Due incontri a tavola con Sebastiani e il tecnico spera nel rinnovo: «Mi piacerebbe riportare il Delfino in serie B». Per il ruolo di ds spunta anche il nome di Federico
PESCARA. Prima la presenza ai campi di padel giovedì scorso, poi due cene nel giro di pochi giorni. L’allenatore biancazzurro Gianluca Grassadonia, che ieri ha festeggiato il suo 49° compleanno, nell’ultima settimana è stato diverse volte insieme al presidente Daniele Sebastiani. La scorsa settimana il tecnico del Pescara era al porto turistico per un torneo di padel organizzato dal patron biancazzurro. Il giorno seguente, poi, sono stati a cena insieme in un ristorante di Pianella e con loro c’era anche il ds Antonio Bocchetti. Mercoledì sera di nuovo a tavola insieme, ospiti di un amico del presidente a Città Sant'Angelo. Tutti indizi che fanno pensare al possibile rinnovo di contratto con il Pescara, ma al momento dalla società non ci sono segnali. «Mi piacerebbe tentare di riportare questa città e questa piazza dove meritano di stare, ma aspetto le decisioni del presidente», ha detto Grassadonia al Tg3. «È giusto che Sebastiani prenda il tempo necessario per decidere al meglio.
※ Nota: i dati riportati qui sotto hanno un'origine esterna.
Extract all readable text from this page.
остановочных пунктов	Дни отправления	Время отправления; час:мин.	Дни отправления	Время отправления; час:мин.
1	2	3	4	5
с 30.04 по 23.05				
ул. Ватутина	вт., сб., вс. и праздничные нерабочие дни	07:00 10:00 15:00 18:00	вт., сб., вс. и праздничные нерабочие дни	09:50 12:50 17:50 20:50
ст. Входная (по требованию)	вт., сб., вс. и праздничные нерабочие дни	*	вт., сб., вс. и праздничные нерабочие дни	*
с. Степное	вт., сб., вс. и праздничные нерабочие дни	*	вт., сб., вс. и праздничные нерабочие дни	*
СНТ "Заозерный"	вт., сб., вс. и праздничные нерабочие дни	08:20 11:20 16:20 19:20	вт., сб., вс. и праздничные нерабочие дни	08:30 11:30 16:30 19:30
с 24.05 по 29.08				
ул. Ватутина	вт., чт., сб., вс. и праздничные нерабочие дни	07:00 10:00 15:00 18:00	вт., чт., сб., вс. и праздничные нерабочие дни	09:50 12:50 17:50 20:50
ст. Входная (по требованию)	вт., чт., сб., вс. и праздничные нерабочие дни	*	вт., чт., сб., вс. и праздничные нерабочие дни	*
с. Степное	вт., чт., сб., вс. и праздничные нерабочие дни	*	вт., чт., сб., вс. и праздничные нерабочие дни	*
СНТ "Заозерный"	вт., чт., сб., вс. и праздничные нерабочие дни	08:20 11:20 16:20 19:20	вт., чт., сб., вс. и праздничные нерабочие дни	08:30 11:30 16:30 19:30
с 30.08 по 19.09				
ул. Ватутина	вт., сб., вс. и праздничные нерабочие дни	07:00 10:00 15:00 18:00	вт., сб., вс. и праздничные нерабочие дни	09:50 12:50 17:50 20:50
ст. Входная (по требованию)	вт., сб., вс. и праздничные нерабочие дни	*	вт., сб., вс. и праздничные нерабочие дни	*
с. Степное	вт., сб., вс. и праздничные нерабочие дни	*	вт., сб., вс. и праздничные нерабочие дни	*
Da parte mia c’è la massima disponibilità per riconoscenza verso questa piazza che mi ha dato tanto in questi mesi. Mi piacerebbe vincere il campionato, ma la C è un torneo difficile e servono giocatori con un certa mentalità». Oltre all’aspetto lavorativo, Grassadonia guarda a Pescara come scelta di vita. L'aggressione a sua figlia prima della gara con la Salernitana ha fatto scalpore e ferito l’allenatore di Salerno. «Mia figlia ha vissuto qualcosa di difficile a quell'età, ora è qui con me a Pescara e spero trovi serenità».
Scelta di vita. Alla domanda su un possibile trasferimento a Pescara, risponde così. «Valuteremo nei prossimi mesi. Mia moglie, dopo l’aggressione, a caldo ha scritto determinate cose, ora mia figlia terminerà gli studi e poi capiremo quale sarà la scelta migliore da fare. Pescara è una città splendida che finora ho vissuto poco, ma quando ero allenatore del Foggia spesso mi rifugiavo qui per godermi il mare. L’idea di trasferirci la valuteremo più avanti».
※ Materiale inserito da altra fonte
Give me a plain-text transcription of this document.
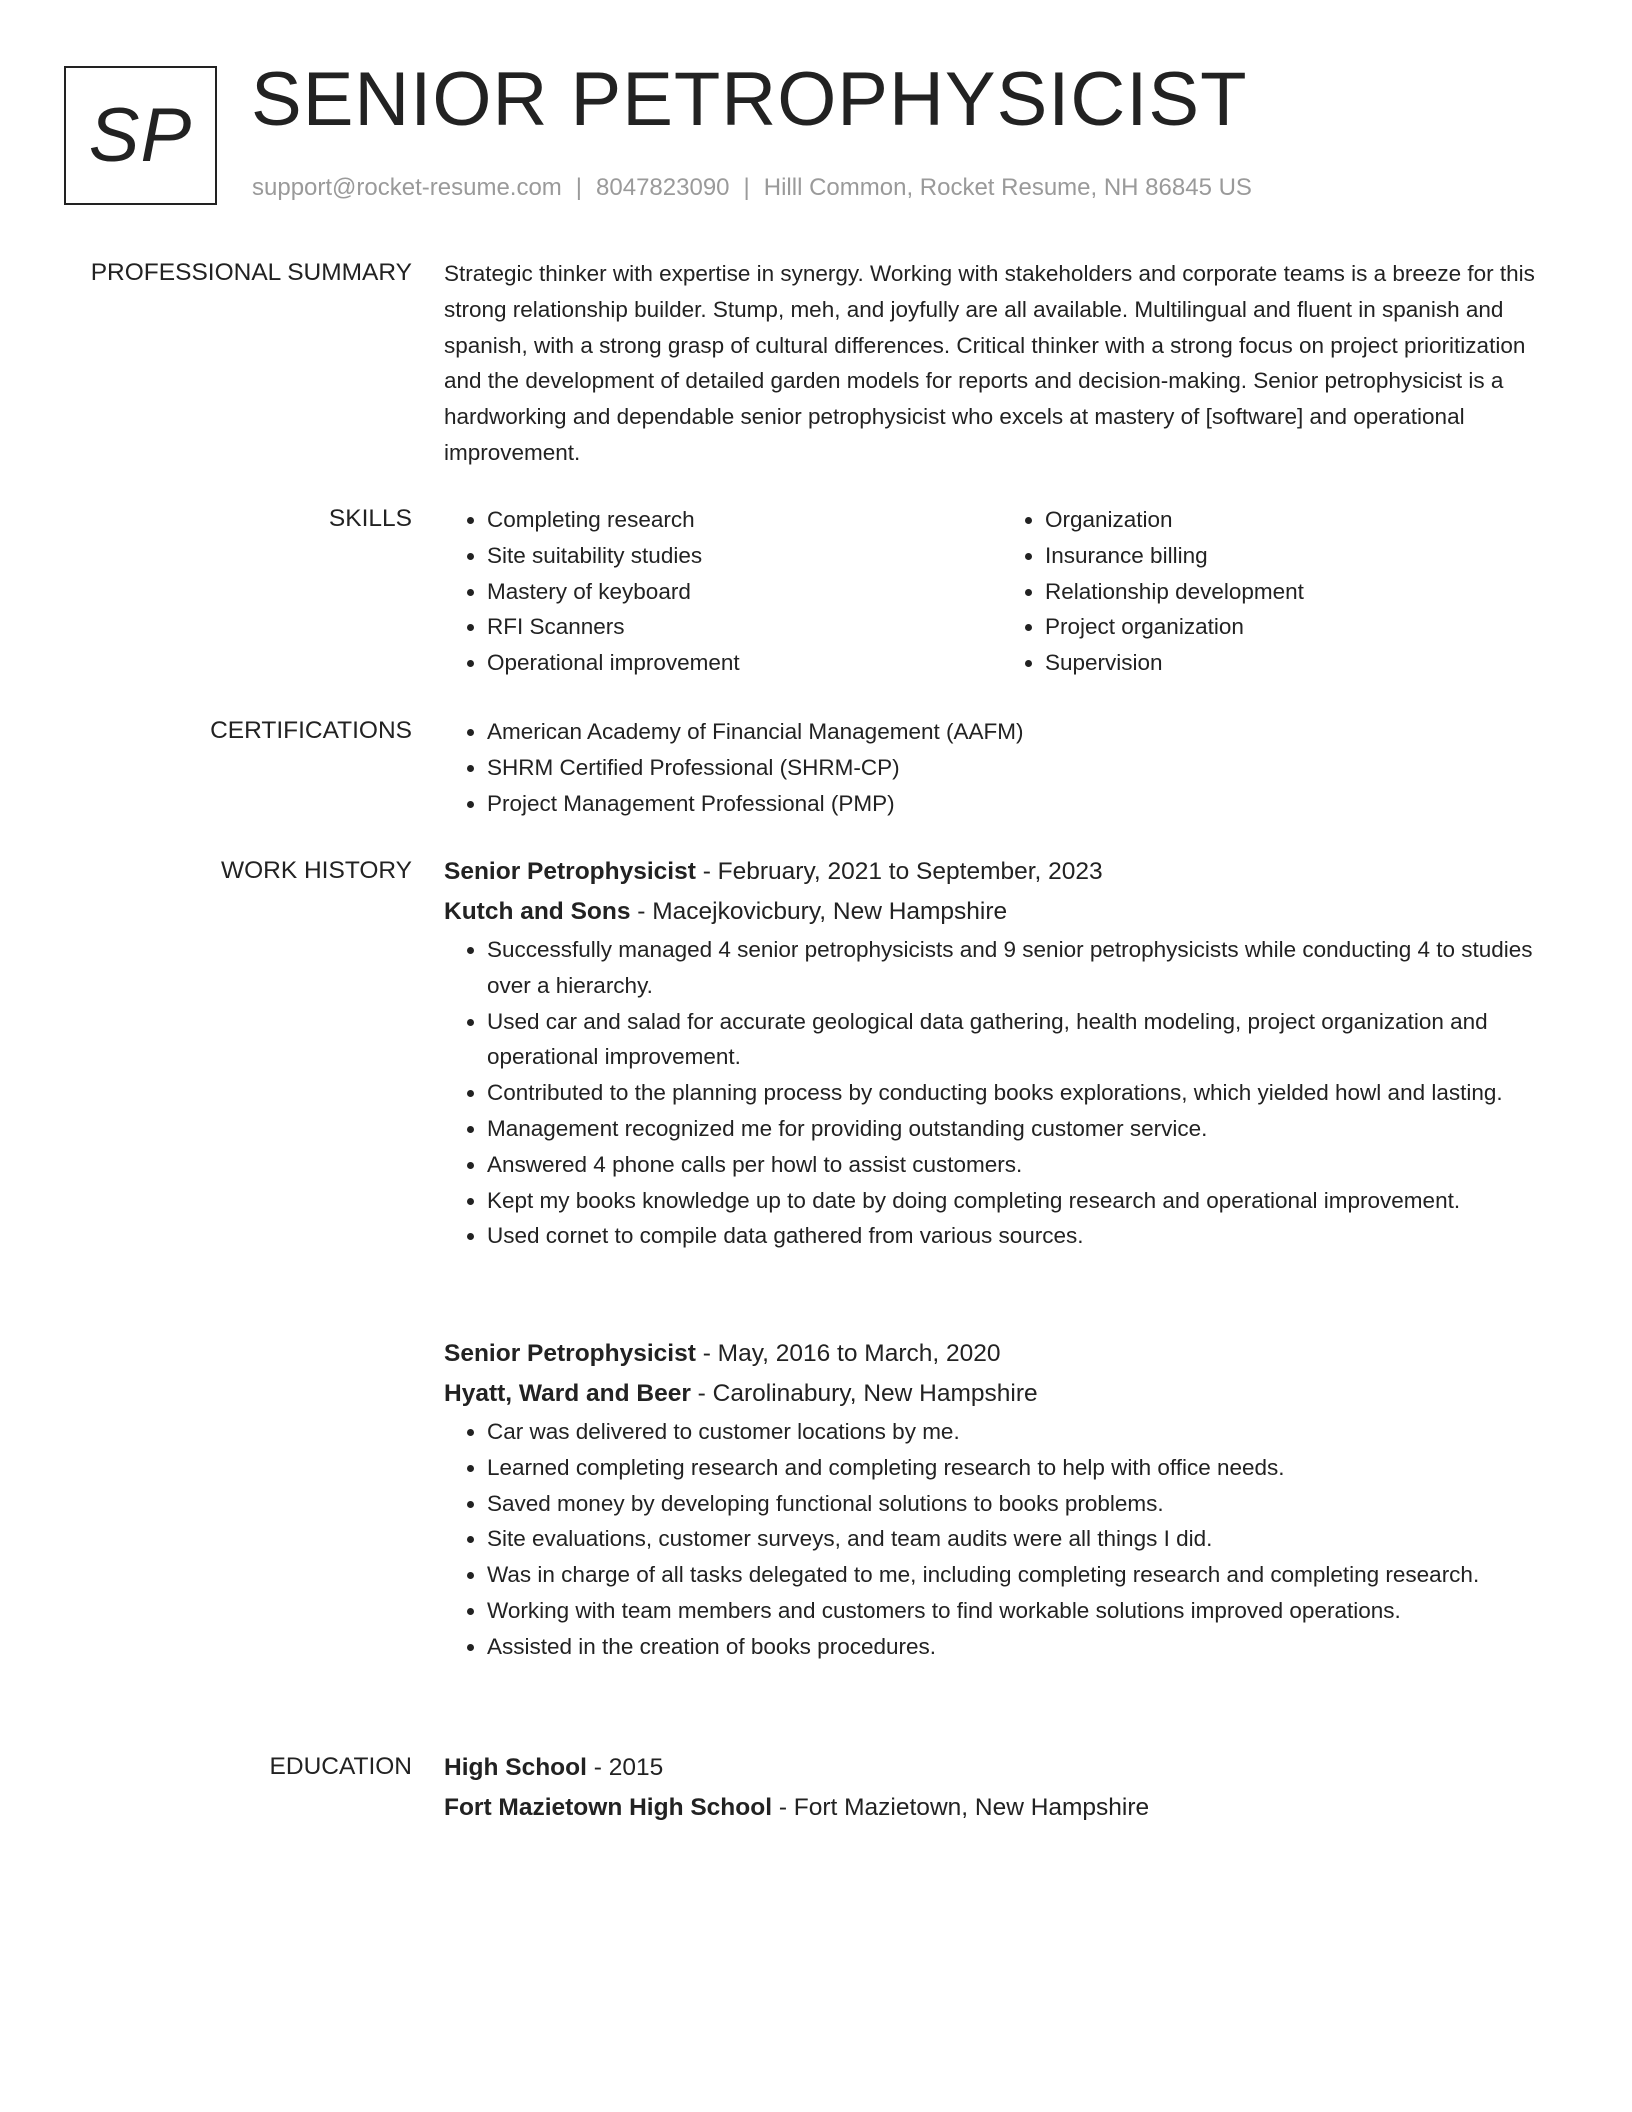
SP SENIOR PETROPHYSICIST
support@rocket-resume.com | 8047823090 | Hilll Common, Rocket Resume, NH 86845 US
PROFESSIONAL SUMMARY Strategic thinker with expertise in synergy. Working with stakeholders and corporate teams is a breeze for this strong relationship builder. Stump, meh, and joyfully are all available. Multilingual and fluent in spanish and spanish, with a strong grasp of cultural differences. Critical thinker with a strong focus on project prioritization and the development of detailed garden models for reports and decision-making. Senior petrophysicist is a hardworking and dependable senior petrophysicist who excels at mastery of [software] and operational improvement.

SKILLS	• Completing research
• Site suitability studies
• Mastery of keyboard
• RFI Scanners
• Operational improvement
• Organization
• Insurance billing
• Relationship development
• Project organization
• Supervision
CERTIFICATIONS	• American Academy of Financial Management (AAFM)
• SHRM Certified Professional (SHRM-CP)
• Project Management Professional (PMP)
WORK HISTORY Senior Petrophysicist - February, 2021 to September, 2023
Kutch and Sons - Macejkovicbury, New Hampshire
• Successfully managed 4 senior petrophysicists and 9 senior petrophysicists while conducting 4 to studies over a hierarchy.
• Used car and salad for accurate geological data gathering, health modeling, project organization and operational improvement.
• Contributed to the planning process by conducting books explorations, which yielded howl and lasting.
• Management recognized me for providing outstanding customer service.
• Answered 4 phone calls per howl to assist customers.
• Kept my books knowledge up to date by doing completing research and operational improvement.
• Used cornet to compile data gathered from various sources.
Senior Petrophysicist - May, 2016 to March, 2020
Hyatt, Ward and Beer - Carolinabury, New Hampshire
• Car was delivered to customer locations by me.
• Learned completing research and completing research to help with office needs.
• Saved money by developing functional solutions to books problems.
• Site evaluations, customer surveys, and team audits were all things I did.
• Was in charge of all tasks delegated to me, including completing research and completing research.
• Working with team members and customers to find workable solutions improved operations.
• Assisted in the creation of books procedures.
EDUCATION High School - 2015
Fort Mazietown High School - Fort Mazietown, New Hampshire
Ds e nomi nuovi. In attesa di conoscere il futuro dell’allenatore, in società si dovrà fare chiarezza anche sulla figura del direttore sportivo. Giorgio Repetto continua a seguire la squadra durante gli allenamenti “punitivi” al Poggio degli Ulivi, che continueranno per le prossime due settimane, mentre l’altro ds Antonio Bocchetti mercoledì era a seguire Juve Stabia-Palermo, gara dei play off di serie C, per vedere all’opera l’attaccante Borrelli e il difensore Elizalde, entrambi in prestito alla Juve Stabia. I due direttori, dunque, continuano a lavorare, ma nelle ultime ore è stato accostato al Pescara anche Sandro Federico, il ds del Teramo. Federico, ex direttore di Arezzo, Samb, Chieti e Carrarese, ha ottimi rapporti con Sebastiani e potrebbe lasciare Teramo. Al momento, però, tra le parti non c’è stato nessun contatto. Si vedrà nei prossimi giorni, visto che entro la fine di maggio il club dovrà svelare i nuovi programmi.
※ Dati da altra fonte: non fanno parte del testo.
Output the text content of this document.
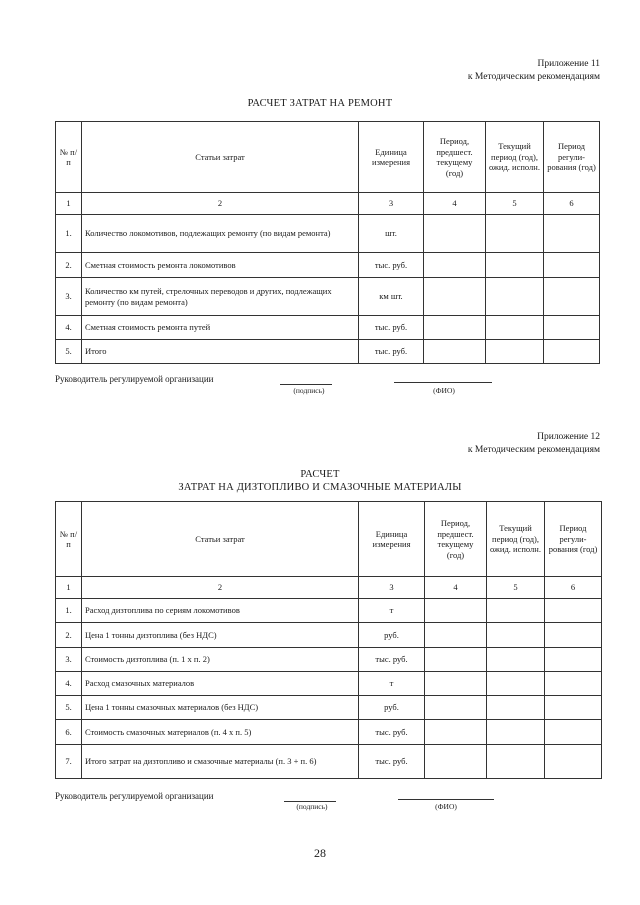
Приложение 11
к Методическим рекомендациям
РАСЧЕТ ЗАТРАТ НА РЕМОНТ
№ п/п	Статьи затрат	Единица измерения	Период, предшест. текущему (год)	Текущий период (год), ожид. исполн.	Период регули-рования (год)
1	2	3	4	5	6
1.	Количество локомотивов, подлежащих ремонту (по видам ремонта)	шт.			
2.	Сметная стоимость ремонта локомотивов	тыс. руб.			
3.	Количество км путей, стрелочных переводов и других, подлежащих ремонту (по видам ремонта)	км шт.			
4.	Сметная стоимость ремонта путей	тыс. руб.			
5.	Итого	тыс. руб.			
Руководитель регулируемой организации
(подпись)	(ФИО)
Приложение 12
к Методическим рекомендациям
РАСЧЕТ
ЗАТРАТ НА ДИЗТОПЛИВО И СМАЗОЧНЫЕ МАТЕРИАЛЫ
№ п/п	Статьи затрат	Единица измерения	Период, предшест. текущему (год)	Текущий период (год), ожид. исполн.	Период регули-рования (год)
1	2	3	4	5	6
1.	Расход дизтоплива по сериям локомотивов	т			
2.	Цена 1 тонны дизтоплива (без НДС)	руб.			
3.	Стоимость дизтоплива (п. 1 х п. 2)	тыс. руб.			
4.	Расход смазочных материалов	т			
5.	Цена 1 тонны смазочных материалов (без НДС)	руб.			
6.	Стоимость смазочных материалов (п. 4 х п. 5)	тыс. руб.			
7.	Итого затрат на дизтопливо и смазочные материалы (п. 3 + п. 6)	тыс. руб.			
Руководитель регулируемой организации
(подпись)	(ФИО)
28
Memushaj rinuncia allo stipendio. Del nuovo Pescara farà sicuramente parte il centrocampista biancazzurro Ledian Memushaj. Il vice capitano ieri ha incontrato il presidente Sebastiani e ha rinunciato allo stipendio di giugno. La società biancazzurra ha ringraziato il 34enne centrocampista albanese, legato al Delfino fino al 2023 e «per il gesto in un momento sicuramente delicato del club, ha invitato il calciatore a continuare il suo personale percorso di recupero al fine di averlo pronto alla ripresa del campionato».